I processi artistici successivi, si muovono invece su binari diversi che  preludono inequivocabilmente  all’ astrattismo vero, assoluto, compiuto in tutte le sue parti: quello che si affranca dalla realtà conclamata e differenziata dall’artista,  per entrare nei meandri più reconditi dell’artista stesso e procedere ad una esplorazione di un mondo in cui egli non è più estraneo, alieno, distaccato e distinto, ma nel quale è elemento appartenente, percependone i caratteri come suoi e non di altri. 

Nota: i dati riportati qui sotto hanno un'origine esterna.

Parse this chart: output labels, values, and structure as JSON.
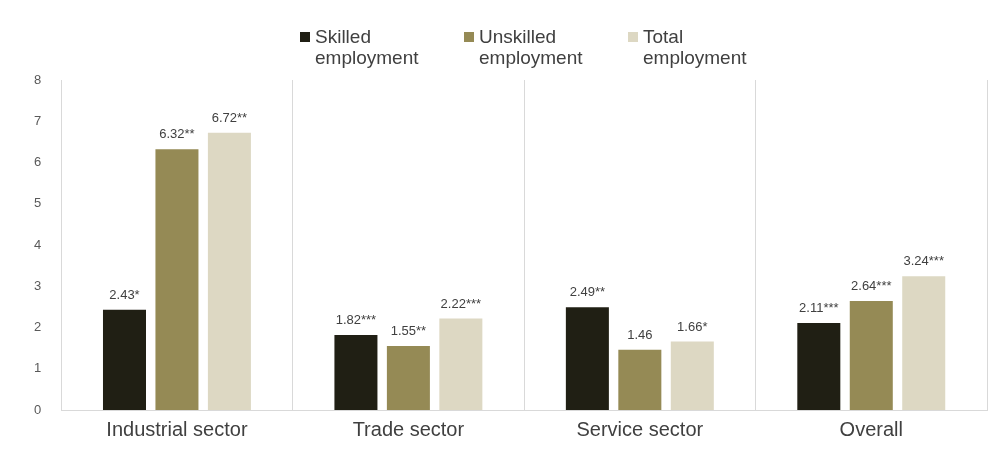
{
  "chart_data": {
    "type": "bar",
    "categories": [
      "Industrial sector",
      "Trade sector",
      "Service sector",
      "Overall"
    ],
    "series": [
      {
        "name": "Skilled employment",
        "color": "#201f14",
        "values": [
          2.43,
          1.82,
          2.49,
          2.11
        ],
        "value_labels": [
          "2.43*",
          "1.82***",
          "2.49**",
          "2.11***"
        ]
      },
      {
        "name": "Unskilled employment",
        "color": "#958a55",
        "values": [
          6.32,
          1.55,
          1.46,
          2.64
        ],
        "value_labels": [
          "6.32**",
          "1.55**",
          "1.46",
          "2.64***"
        ]
      },
      {
        "name": "Total employment",
        "color": "#ddd8c3",
        "values": [
          6.72,
          2.22,
          1.66,
          3.24
        ],
        "value_labels": [
          "6.72**",
          "2.22***",
          "1.66*",
          "3.24***"
        ]
      }
    ],
    "ylim": [
      0,
      8
    ],
    "yticks": [
      0,
      1,
      2,
      3,
      4,
      5,
      6,
      7,
      8
    ],
    "grid": "x",
    "legend": "top"
  }
}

Un vero e proprio soggetto-oggetto che propone azioni e ne subisce gli effetti, come se il gioco di riflessione non finisse mai ed in cui tutto si fonde con il tutto.
Mario Lanzione presenta una perfetta sintonia con tale visione dell’arte e, se vogliamo, del senso profondo della vita, in cui l’esplorazione sensoriale dalla realtà “reale”, si sposta verso scenari decisamente irreali dove le commistioni di colori forme e volumi, in tutte le loro connotazioni possibili, divengono elementi prospettici per un’analisi, e quindi per  indizi  di conoscenza, che si affacciano sulla interiorità dell’anima, migrando in essa e rovistando tra tutto ciò che nasce dentro la fertilità dell’immanenza. 
Si proprio dell'immanenza, perché nelle opere del nostro artista, si assiste alla commistione perenne di idealità atomiche, di organizzazioni molecolari dialettiche, di stringhe fisiche e concettuali per una fusione tra razionalità e irrazionalità, tra materialità e antimaterialità, tra spiritualità e tutto quello che esondando dall’anima finisce per collocarsi in zone buie, come l’angelo ribelle che si nasconde nella sfacciataggine e nell’oblio. 
 È ovvio che in questo contesto il gesto artistico diviene pura invenzione e l’astrazione  il pretesto per dare ad essa una connotazione fisica - quindi reale se vogliamo - che viene comunicata attraverso immagini, comunque sensorialmente percettibili, nate e coltivate dove  nulla è concreto, e che finiscono per fluire dalla mano di un artista come Lanzione, con il preciso scopo di rendere merito a tutta una interiorità celata, nascosta e gelosamente conservata nello scrigno della coscienza.
 Carte, veline, colori, rimandi materici, linee geometriche impercettibili; tutto diviene  forma e consistenza sotto il gesto sapiente dell’artista. Commistioni stilistiche d’indiscusso effetto percettivo si mescolano e si saldano sugli spazi rappresentativi come fossero balocchi dell’anima capaci di rendere emozioni e di evocare scenari dialettici profondi ed inaspettati, sempre alla luce di una perenne esegesi sapienziale, concettuale, ipotetica, astratta e creativa.
Non c’è nulla che non finisca per fondersi in essi.  L’anima con la carnalità, la mente con il cuore, l’istinto con la ragione e le linee immaginarie della  mente con la concretezza dell’azione artistica. Anche i colori della gioia finiscono per confondersi con  l’oscurità degli elementi bui ed inquietanti della sofferenza creativa.
Di fronte alle opere di Mario Lanzione è la mente ad essere sollecitata da pensieri affabulanti, inebrianti, eccitanti, mentre il corpo diviene pervaso da fremiti energetici. Lo si sente dal cuore che aumenta e rallenta, quando modula il suo battito sulla percezione dei sensi e sulla esaltazione delle emotività intellettuali.
Reazioni che il corpo mette in atto davanti  ad immagini che se da un lato negano con assoluta evidenza la rappresentazione della realtà in quanto tale, dall’altro aprono scenari conoscitivi, percettivi e tangibili propri di quella immaterialità che in Lanzione diviene  modello di riferimento per  navigare attraverso rotte del pensiero sicuramente nuove, incontaminate, sempre tese alla ricerca fantastica del sé e di sé.